Boot drive mirror satadom

    • OMV 4.x
    • Why x86? Is OMV only x86 right now?

      I like ZFS, but also like BTRFS. Also like how BTRFS is built in and maintained.
      Where as ZFS requires changing kernel and plugin and other maintenance factors.
      I'm also a bit worried about upgradeability when using ZFS especially as plugins.
      Feel like the direction and support is heading towards better BTRFS (which I used in synology and currently use in unRAID) so I'd rather not have to copy all my data off and rebuild again in 2/3 years.
    • savellm wrote:

      Why x86? Is OMV only x86 right now?
      No, but on x86 you pull in the Proxmox kernel (+ ZFS plugin) and are done. On the various ARM boards I created OMV images for it always depends on which kernel you use, whether you're able to build ZFS via dkms and how stable kernel support is there in general. That's why I use btrfs on ARM but ZFS on x86 (disclaimer: I don't use OMV on x86 anyway).

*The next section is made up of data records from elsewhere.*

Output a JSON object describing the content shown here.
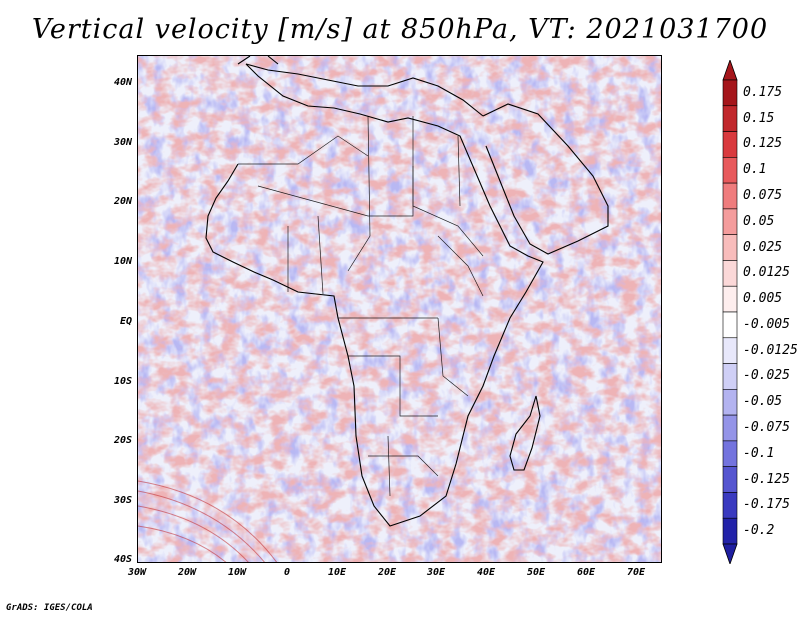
{
  "title": "Vertical velocity [m/s] at 850hPa, VT: 2021031700",
  "credit": "GrADS: IGES/COLA",
  "map": {
    "variable": "Vertical velocity",
    "units": "m/s",
    "level": "850hPa",
    "valid_time": "2021031700",
    "lat_labels": [
      "40N",
      "30N",
      "20N",
      "10N",
      "EQ",
      "10S",
      "20S",
      "30S",
      "40S"
    ],
    "lon_labels": [
      "30W",
      "20W",
      "10W",
      "0",
      "10E",
      "20E",
      "30E",
      "40E",
      "50E",
      "60E",
      "70E"
    ]
  },
  "colorbar": {
    "levels": [
      {
        "label": "0.175",
        "color": "#a5161b"
      },
      {
        "label": "0.15",
        "color": "#c1282c"
      },
      {
        "label": "0.125",
        "color": "#d93a3e"
      },
      {
        "label": "0.1",
        "color": "#e85a5c"
      },
      {
        "label": "0.075",
        "color": "#ef7c7d"
      },
      {
        "label": "0.05",
        "color": "#f49c9c"
      },
      {
        "label": "0.025",
        "color": "#f8bcbb"
      },
      {
        "label": "0.0125",
        "color": "#fbd8d8"
      },
      {
        "label": "0.005",
        "color": "#fdeeee"
      },
      {
        "label": "-0.005",
        "color": "#ffffff"
      },
      {
        "label": "-0.0125",
        "color": "#e8e8fb"
      },
      {
        "label": "-0.025",
        "color": "#cfcff6"
      },
      {
        "label": "-0.05",
        "color": "#b3b3f0"
      },
      {
        "label": "-0.075",
        "color": "#9494e8"
      },
      {
        "label": "-0.1",
        "color": "#7373de"
      },
      {
        "label": "-0.125",
        "color": "#5555d0"
      },
      {
        "label": "-0.175",
        "color": "#3a3ac0"
      },
      {
        "label": "-0.2",
        "color": "#2222a8"
      }
    ],
    "top_color": "#a5161b",
    "bottom_color": "#1e1ea0"
  }
}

      Your 80TB are a massive amount of data. If it's only data without any value I would be fine with this but if these 80TB are important this sounds like a nightmare (time to backup, rebuild/resilver and to restore -- without a second host where data is synced to I would never set up a filer with 80TB. Disclaimer: I'm biased due to doing storage for a living).
    • savellm wrote:

      in the sense that when OMV goes to v5, I dont need to worry about my data in doing a fresh install.
      OMV5 will support ZFS, just as OMV4 does now. It's OMV6 where the BTRFS proposal may take effect.

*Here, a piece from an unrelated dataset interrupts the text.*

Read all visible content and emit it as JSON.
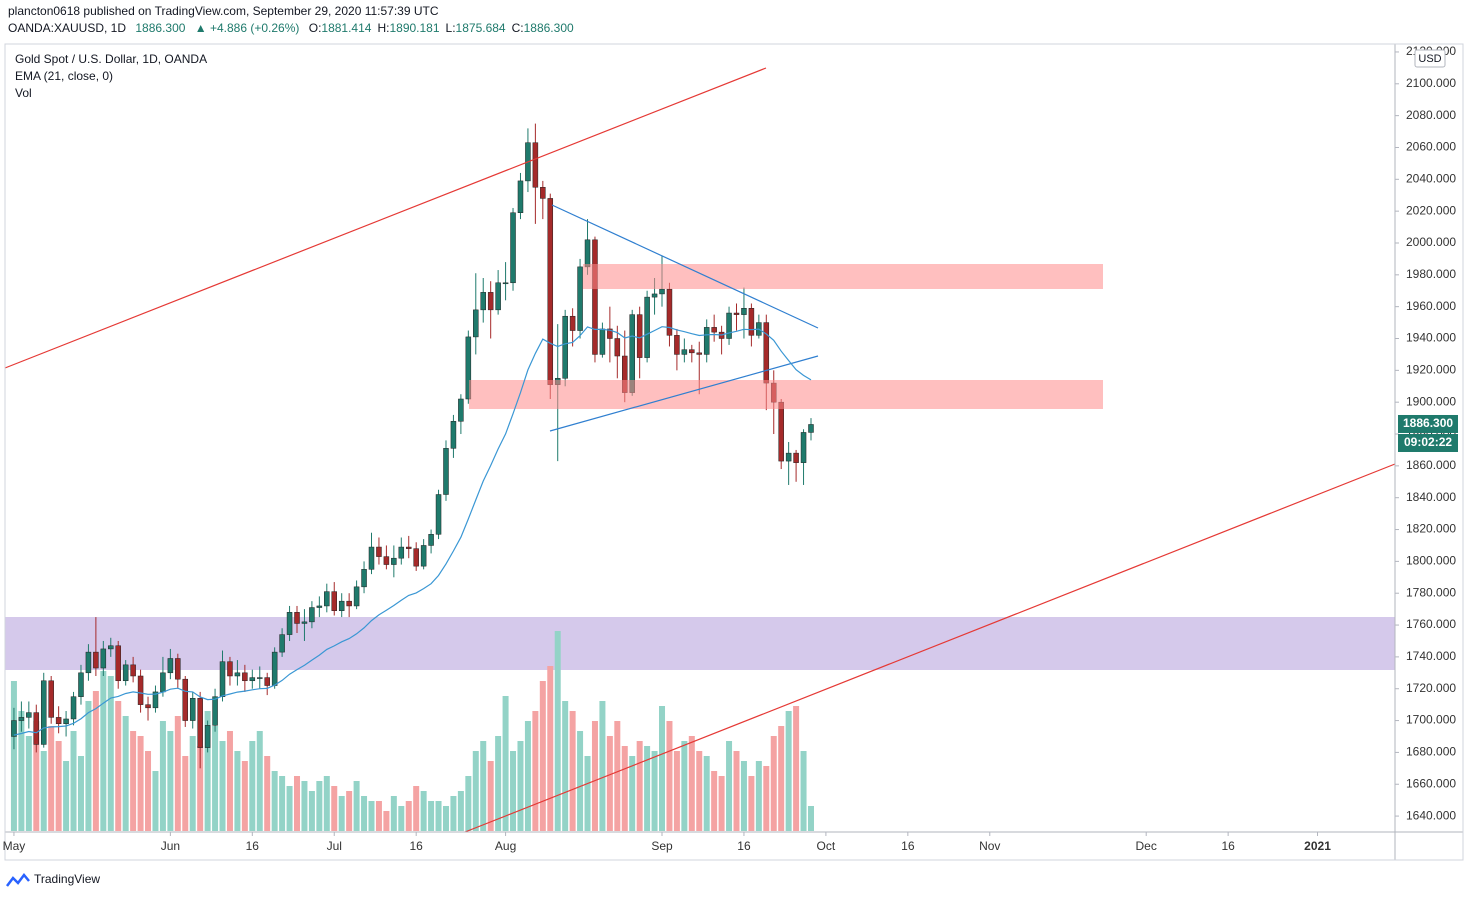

      Looking at this from a support angle, you wouldn't have to worry about your data. Even if the "BTRFS Only" proposal is implemented in OMV6, it's still unlikely that ZFS support would simply be shut off. It's very possible that ZFS support would continue with a plugin, just as it is now. And the plugin approach for providing ZFS, in OMV, is the outcrop of an incompatible license. It's a legal issue.

      savellm wrote:

      so I'd rather not have to copy all my data off and rebuild again in 2/3 years.
      In recent versions, OMV releases have been roughly following Debian releases. Debian 9 is the base distro for OMV4 which is "estimated" for EOL on Jan, 2020, with LTS running until 2022. That's 2+ years for the current version, if you wanted to stretch it.
      If Debian 10 goes mainstream next year and OMV5 kicks off with it, Debian 10 should run 3 to 4 years. With a rough estimate for EOL, OMV5 may run until 2023 with an extra 2 years for the underlying Debain OS or 2025. With 2023 to 2025 as the timeline, if you decided to use ZFS today, it will be viable for years to come.